Sie erinnerte ihn an etwas.

Abu Dun.

Etwas war mit Abu Dun passiert. Er musste etwas für ihn tun, für ihn und die Menschen hier. Er wusste nicht mehr was oder gar warum, aber der Gedanke war stark genug, sich ihn wieder dem Licht zuwenden zu lassen und den langen, qualvollen Weg zur Oberfläche fortzusetzen.

Und da war noch etwas: Die Dunkelheit, durch die er glitt... enthielt etwas. Es war ein unheimliches Gefühl, völlig neu und erschreckend, und seine ganze Tiefe sollte ihm erst später zu Bewusstsein kommen, lange nachdem er wirklich aufgewacht war.

Er war nicht mehr allein.

Der große Abgrund enthielt plötzlich mehr als das letzte Geheimnis, das er noch lange nicht zu erkunden bereit war. Etwas war bei ihm, etwas Düsteres, Lauerndes und unglaublich Starkes. Es machte ihm Angst. Er schlug die Augen auf und sah im ersten Moment nichts. Völlige Dunkelheit umgab ihn, aber er hörte Geräusche und Stimmen, und der zweite, fast unerträglich starke Eindruck, den er hatte, war der süßliche Geruch von Blut, der aber seltsamerweise die unheimliche Gier in ihm nicht weckte. Er war nicht allein.

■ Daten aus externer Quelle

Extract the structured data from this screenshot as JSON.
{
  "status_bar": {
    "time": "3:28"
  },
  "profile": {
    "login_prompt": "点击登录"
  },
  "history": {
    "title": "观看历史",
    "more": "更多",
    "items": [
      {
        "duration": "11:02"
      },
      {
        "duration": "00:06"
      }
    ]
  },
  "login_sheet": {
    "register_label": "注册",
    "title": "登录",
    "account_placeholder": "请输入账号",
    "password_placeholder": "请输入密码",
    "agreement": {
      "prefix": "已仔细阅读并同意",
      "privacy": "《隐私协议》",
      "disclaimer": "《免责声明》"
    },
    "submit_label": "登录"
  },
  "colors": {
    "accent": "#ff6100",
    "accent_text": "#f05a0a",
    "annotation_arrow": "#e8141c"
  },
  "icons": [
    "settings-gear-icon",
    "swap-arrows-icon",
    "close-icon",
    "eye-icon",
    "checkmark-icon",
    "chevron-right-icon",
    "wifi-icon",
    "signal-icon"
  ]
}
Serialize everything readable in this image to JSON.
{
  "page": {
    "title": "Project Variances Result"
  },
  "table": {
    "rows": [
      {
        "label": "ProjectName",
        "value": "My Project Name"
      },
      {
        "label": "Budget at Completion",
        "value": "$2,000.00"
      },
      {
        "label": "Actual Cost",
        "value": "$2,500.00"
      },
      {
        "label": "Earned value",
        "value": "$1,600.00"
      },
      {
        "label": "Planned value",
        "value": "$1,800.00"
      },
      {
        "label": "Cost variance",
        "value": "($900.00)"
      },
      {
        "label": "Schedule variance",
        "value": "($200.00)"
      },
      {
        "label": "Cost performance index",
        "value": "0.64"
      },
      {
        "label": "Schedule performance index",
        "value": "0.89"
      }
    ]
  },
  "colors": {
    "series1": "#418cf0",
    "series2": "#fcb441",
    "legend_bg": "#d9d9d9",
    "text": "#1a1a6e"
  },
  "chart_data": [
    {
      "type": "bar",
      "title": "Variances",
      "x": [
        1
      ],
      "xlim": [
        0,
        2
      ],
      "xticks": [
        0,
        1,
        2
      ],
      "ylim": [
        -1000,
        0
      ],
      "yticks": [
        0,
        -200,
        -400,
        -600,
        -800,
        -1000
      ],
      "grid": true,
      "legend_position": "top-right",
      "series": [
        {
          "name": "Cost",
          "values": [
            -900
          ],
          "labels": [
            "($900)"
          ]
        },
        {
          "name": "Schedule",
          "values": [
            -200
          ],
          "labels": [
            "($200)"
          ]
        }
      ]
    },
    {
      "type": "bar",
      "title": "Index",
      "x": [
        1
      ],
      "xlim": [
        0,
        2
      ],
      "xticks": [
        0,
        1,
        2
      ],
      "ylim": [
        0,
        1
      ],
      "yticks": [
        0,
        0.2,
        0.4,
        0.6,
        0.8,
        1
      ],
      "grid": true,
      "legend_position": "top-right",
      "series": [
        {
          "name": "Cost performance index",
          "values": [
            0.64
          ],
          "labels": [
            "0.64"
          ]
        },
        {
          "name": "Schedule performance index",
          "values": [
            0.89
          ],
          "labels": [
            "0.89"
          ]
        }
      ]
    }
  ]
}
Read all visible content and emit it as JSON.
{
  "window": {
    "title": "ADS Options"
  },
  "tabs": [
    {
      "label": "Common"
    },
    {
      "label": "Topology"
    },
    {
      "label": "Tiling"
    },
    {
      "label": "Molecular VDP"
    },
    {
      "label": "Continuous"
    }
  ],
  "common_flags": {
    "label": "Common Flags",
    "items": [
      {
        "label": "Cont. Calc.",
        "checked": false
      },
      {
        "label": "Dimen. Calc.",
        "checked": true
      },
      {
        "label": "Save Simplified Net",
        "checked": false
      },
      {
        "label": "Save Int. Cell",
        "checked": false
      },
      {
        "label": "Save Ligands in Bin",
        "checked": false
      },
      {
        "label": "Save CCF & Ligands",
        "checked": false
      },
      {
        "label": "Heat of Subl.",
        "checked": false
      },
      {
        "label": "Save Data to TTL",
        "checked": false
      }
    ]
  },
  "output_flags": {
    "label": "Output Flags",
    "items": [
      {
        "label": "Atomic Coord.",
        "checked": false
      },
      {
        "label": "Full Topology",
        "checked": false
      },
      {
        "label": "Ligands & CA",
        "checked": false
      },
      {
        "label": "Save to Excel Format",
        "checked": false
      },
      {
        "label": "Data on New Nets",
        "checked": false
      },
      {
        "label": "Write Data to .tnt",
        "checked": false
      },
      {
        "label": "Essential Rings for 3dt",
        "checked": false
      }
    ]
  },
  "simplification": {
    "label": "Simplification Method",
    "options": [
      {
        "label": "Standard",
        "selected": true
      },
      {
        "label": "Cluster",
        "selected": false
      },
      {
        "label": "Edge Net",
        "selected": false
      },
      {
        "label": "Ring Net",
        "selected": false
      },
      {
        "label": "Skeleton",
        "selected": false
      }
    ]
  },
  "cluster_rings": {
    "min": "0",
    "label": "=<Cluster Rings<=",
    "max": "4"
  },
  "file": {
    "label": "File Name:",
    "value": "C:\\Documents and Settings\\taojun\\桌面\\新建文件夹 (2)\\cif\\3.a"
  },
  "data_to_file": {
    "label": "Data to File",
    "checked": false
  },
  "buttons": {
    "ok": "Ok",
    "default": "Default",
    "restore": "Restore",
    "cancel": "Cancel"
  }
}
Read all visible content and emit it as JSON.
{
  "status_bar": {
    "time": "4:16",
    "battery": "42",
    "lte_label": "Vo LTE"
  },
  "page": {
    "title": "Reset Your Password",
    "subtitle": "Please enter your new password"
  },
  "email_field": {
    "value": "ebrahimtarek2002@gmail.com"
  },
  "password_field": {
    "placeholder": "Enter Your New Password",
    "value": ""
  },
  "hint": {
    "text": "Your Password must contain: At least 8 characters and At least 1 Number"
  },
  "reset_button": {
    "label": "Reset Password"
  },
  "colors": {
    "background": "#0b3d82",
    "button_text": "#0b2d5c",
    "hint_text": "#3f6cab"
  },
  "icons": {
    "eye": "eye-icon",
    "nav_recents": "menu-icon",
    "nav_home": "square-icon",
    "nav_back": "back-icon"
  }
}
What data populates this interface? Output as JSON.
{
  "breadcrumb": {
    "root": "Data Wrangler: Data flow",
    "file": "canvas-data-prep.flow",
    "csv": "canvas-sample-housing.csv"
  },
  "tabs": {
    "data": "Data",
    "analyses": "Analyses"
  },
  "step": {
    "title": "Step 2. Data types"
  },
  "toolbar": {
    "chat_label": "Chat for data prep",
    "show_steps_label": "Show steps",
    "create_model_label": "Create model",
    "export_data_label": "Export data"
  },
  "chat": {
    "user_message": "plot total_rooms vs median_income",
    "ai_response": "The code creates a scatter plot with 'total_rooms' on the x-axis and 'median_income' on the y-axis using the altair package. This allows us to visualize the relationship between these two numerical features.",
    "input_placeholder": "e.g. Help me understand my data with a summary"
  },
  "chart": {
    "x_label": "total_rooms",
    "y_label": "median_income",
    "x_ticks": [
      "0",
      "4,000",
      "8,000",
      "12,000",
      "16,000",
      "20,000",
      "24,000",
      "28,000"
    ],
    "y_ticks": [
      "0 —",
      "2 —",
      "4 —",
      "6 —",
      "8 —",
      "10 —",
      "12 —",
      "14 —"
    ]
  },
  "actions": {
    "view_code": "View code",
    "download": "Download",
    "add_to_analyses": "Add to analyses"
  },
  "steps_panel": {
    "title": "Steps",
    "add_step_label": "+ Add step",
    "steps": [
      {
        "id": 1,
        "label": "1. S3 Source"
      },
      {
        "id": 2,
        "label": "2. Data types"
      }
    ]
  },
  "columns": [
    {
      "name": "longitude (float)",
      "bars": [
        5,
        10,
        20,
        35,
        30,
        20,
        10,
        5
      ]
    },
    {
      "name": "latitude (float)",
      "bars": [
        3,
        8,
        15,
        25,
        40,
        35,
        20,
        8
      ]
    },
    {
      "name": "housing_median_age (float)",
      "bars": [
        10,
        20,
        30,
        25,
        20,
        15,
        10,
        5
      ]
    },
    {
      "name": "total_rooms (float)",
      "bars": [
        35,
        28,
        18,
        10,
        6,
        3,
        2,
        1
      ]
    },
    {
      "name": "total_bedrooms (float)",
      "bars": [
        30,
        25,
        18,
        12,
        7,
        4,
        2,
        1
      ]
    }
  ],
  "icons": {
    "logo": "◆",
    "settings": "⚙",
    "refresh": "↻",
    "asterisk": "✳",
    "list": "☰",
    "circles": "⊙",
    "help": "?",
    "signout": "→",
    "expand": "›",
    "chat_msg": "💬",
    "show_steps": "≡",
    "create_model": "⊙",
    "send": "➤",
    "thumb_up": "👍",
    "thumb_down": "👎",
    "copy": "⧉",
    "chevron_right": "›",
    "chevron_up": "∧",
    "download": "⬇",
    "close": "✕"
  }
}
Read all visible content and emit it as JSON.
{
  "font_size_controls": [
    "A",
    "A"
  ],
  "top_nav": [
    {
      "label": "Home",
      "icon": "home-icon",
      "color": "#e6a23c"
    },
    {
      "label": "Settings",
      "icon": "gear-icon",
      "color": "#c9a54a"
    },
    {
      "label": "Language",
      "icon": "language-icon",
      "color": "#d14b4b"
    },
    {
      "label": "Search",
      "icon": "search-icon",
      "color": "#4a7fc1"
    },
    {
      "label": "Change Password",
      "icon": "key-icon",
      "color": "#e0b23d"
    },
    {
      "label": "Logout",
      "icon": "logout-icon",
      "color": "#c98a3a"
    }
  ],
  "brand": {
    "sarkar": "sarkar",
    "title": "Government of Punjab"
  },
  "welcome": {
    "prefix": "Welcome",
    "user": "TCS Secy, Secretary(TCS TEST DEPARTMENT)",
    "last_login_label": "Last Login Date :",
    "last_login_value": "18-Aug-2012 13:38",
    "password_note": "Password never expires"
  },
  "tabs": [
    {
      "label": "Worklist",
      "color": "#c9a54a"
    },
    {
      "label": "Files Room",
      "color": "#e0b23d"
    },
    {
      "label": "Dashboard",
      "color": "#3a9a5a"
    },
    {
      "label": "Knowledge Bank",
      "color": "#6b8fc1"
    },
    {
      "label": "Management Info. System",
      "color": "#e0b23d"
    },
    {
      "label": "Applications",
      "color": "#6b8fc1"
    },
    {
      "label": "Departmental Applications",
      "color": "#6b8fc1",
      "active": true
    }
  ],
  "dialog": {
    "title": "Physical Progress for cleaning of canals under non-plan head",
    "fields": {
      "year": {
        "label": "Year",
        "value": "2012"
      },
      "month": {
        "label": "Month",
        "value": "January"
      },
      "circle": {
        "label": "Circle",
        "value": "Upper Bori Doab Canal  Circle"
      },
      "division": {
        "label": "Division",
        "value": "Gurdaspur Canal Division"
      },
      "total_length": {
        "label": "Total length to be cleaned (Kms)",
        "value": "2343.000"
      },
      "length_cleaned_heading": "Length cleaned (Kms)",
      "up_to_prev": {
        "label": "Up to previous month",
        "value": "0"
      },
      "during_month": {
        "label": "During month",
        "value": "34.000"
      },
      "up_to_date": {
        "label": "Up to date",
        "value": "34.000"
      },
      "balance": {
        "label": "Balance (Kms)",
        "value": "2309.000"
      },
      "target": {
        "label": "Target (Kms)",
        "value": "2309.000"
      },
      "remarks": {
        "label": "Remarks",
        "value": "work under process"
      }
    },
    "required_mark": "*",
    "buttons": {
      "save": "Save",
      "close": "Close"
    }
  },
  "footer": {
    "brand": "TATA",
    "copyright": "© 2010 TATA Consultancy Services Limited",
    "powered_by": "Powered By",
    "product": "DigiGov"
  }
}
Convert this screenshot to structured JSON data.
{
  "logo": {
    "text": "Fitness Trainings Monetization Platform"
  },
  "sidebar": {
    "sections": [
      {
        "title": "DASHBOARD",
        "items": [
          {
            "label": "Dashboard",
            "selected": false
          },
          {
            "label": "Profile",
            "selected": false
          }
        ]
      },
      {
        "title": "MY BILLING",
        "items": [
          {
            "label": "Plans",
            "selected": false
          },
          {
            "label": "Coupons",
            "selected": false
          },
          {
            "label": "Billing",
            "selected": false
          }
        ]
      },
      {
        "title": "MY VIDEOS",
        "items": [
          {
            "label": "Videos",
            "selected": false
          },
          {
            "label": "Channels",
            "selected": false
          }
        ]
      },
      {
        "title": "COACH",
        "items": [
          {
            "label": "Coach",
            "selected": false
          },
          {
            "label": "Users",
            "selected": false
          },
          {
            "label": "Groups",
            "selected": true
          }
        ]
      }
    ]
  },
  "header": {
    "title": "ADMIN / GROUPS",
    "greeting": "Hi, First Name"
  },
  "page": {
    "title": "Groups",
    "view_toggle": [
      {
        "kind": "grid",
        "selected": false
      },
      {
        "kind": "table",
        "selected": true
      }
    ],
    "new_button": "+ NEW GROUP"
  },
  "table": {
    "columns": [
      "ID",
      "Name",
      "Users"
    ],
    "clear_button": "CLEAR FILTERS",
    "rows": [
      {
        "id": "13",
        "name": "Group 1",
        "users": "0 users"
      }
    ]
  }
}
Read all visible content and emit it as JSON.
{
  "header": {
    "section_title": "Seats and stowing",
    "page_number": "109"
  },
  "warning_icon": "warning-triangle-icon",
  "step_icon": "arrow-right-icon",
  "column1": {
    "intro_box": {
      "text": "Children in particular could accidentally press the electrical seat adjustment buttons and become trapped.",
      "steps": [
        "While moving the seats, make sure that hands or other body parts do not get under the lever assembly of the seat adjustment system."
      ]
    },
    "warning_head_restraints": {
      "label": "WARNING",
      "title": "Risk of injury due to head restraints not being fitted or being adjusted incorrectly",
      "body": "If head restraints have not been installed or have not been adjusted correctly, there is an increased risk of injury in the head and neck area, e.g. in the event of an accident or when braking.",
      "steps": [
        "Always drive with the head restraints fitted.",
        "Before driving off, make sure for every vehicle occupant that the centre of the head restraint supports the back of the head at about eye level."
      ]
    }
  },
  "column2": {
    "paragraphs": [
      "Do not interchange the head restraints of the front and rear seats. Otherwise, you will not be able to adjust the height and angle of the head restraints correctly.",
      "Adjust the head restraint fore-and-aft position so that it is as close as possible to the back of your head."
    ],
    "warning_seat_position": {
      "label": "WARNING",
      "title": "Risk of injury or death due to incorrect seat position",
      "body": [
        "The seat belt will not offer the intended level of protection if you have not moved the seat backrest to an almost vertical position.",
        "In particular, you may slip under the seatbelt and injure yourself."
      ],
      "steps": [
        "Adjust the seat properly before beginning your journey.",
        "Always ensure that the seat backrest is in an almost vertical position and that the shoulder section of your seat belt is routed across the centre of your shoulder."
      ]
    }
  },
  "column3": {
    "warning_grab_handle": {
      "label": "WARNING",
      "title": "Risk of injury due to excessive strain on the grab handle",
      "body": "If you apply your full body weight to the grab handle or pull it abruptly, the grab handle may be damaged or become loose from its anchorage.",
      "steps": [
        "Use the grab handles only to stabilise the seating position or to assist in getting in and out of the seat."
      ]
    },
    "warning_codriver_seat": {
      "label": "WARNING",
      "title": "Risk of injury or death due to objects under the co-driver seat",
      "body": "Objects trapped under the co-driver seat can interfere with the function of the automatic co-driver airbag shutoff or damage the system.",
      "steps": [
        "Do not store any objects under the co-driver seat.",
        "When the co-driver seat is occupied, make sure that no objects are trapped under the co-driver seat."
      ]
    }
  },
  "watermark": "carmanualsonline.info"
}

Dennoch war nichts Lebendiges an seiner Seite.

Andrej lauschte noch einen Moment, dann setzte er sich auf und betastete seinen Körper. Er spürte den breiten Riss in seinem Gewand und klebriges, erst halb eingetrocknetes Blut, was ihm bewies, dass er noch nicht lange hier liegen konnte - wo immer dieses hier war. Und Erleichterung; eine tiefere und weit größere Erleichterung, als er sich eingestehen wollte. Was er getan hatte, war riskant gewesen.

Die drei Soldaten hatten ihren Schrecken erstaunlich schnell überwunden, und sie hatten nicht anders reagiert, als Andrej erwartet hatte: Mit gezogenen Schwertern hatten sie sich auf ihn gestürzt. Manchmal, dachte er spöttisch, während er sich vorsichtig weiter in die Höhe stemmte, war es beinahe schwerer, einen Kampf zu verlieren, als ihn zu gewinnen. Zumindest, wenn man nicht wollte, dass der andere merkte, dass man absichtlich unterlag ...

Er war zwei- oder dreimal getroffen worden, bevor es ihm gelang, sich derart in die Klinge eines der Angreifer zu werfen, dass an der Tödlichkeit der Verletzung kein Zweifel mehr bestehen konnte. Als Andrejs Hände weitertasteten, spürte er auch an seinem Hals halb eingetrocknetes klebriges Blut. Obwohl er ganz eindeutig tödlich getroffen worden war, hatten die Soldaten es für nötig gehalten, ihm noch die Kehle durchzuschneiden - ein Umstand, der viel darüber verriet, wie sehr sie ihn fürchteten.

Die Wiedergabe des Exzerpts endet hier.